David Singleton’s has been posting in his online diary about the stresses of juggling music prodution, music management, and the creative life of The Vicar.

The first part of the challenge is simple and exciting. I simply have to adapt to being one of those superbly efficient paragons who achieve more every day than us mere mortals (and there I was thinking I was doing reasonably well already). A new “executive assistant” has appeared in my life, and is “executively assisting”…
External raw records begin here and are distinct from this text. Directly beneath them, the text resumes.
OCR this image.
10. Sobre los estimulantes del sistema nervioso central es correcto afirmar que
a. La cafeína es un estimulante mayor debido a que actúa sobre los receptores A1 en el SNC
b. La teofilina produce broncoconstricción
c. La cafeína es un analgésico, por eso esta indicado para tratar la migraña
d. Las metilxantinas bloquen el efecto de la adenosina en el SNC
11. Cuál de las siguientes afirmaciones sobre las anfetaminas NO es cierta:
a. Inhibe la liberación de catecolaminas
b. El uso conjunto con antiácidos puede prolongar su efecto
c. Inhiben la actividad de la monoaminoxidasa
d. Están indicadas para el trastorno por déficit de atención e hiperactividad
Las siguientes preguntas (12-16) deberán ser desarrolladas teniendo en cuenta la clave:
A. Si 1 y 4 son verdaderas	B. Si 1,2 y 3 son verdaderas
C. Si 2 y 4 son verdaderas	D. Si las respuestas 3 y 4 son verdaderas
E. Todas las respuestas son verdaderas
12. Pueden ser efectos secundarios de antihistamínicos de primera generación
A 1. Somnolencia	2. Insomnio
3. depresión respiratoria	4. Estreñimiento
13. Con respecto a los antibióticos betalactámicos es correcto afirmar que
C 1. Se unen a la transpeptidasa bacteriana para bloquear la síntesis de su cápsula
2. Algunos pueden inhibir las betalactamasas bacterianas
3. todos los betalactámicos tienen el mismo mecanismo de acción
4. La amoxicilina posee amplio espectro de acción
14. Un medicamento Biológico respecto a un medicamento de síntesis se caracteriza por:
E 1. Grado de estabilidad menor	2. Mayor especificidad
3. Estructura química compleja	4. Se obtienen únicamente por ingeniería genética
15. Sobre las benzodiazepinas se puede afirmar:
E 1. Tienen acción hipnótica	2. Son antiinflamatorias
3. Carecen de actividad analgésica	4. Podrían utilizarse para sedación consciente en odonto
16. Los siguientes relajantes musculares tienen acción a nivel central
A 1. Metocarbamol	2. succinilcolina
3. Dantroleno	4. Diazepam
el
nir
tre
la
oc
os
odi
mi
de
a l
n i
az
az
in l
The nagging doubt at the back of my mind is “artistic space”. This does not admit of workflows and delegation. It is the ‘inner child” or the “seeing eye”, and has to be lived. Or, expressed in a more practical way, a month ago I was living the fourth Vicar novel. I knew the plot, the characters were alive in my head, I could set pen to paper, enjoy the dance and see where it might lead. And now? Even if I stole the time (always possible), the work would feel like a fraud. It is not currently real in the same way. Or a different, musical perspective. Many of us music lovers, lead our hectic lives and squeeze our cherished music making into the remaining space…and the results rarely are life-changing “Art”. That comes from a different place. It cannot be an afterthought or an add-on. All my life decisions have been based on a refusal to be “squeezed”. I need primarily to be and believe in David, the artist. That is who I am. Those kind souls who attended by talks in the US know that I spoke of the “Power to Believe”, and my notion that the only person who needs to believe in an artist is the artist himself. But, most importantly, that the artist MUST believe. If you don’t, it’s over, other than as a healthy hobby.

And the “inner child” inside feels under attack. But worry not – he’s an obstinate, big-headed, egocentric little bugger and gets his way in the end. And the future feels, well, good.